A note: small shock and depression on a compartment (see last photo), dirt and wear of time, some traces of oxidation, see photos.
Born in Hungary April 4, 1910, Mathieu Matégot spent four years at the Ecole des Beaux Arts in Budapest before becoming a stage designer. In 1931, he moved to Paris, working as a window dresser and realizes in 1933 his first rattan objects on metal frame, but handcrafted and anonymously. Meanwhile, the painter that he has ceased to be conceived, in 1939, his first tapestries.
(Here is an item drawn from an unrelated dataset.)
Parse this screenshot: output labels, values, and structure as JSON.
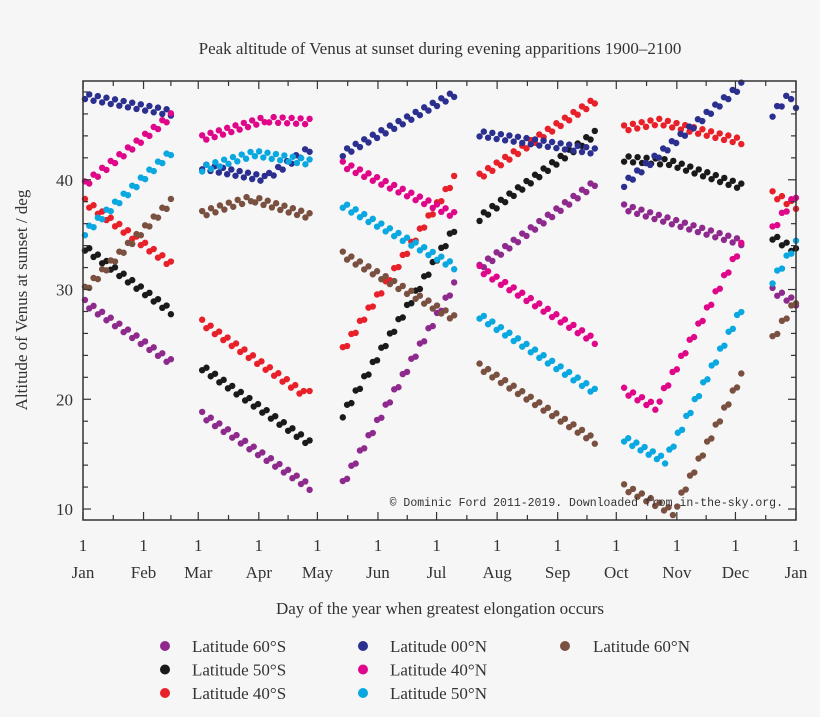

Prisoner of war, he had the idea during his assignment in a gear factory, carrosser a box with perforated plate falls. From 1945 to his return from captivity and when he opens a workshop of furniture in Paris, he decided to use this material in the form of a perforated sheet is easy to machine, patented under the name Rigitulle. For fifteen years he produced in very small series of furniture, chairs, lamps and other objects to mild, often unexpected, where the predominant metal, lacquered black or bright colors. It also uses rattan, brass, formica, glass or wood. Member of the Society of Artists decorators (SAD), he exhibited regularly between 1952 and 1958 Home Exhibition and the Salon des Artistes Decorators twenties models he created every year and it sells exclusively to decorating homes. It also receives commands interiors (offices, apartments, hotels, shops, restaurants). As part of these commands, including designing the restaurants and bars of the first Star Drug store on the Champs Elysee in Paris, La Saladière Avenue des Ternes in Paris and two homes at the Maison de la Radio in Paris. Applications are multiplying, it installs a factory in Casablanca and an agency in London. His health problems forced him to stop gradually all artistic and public activity. He died at Angers February 17, 2001 at the age of 90 years.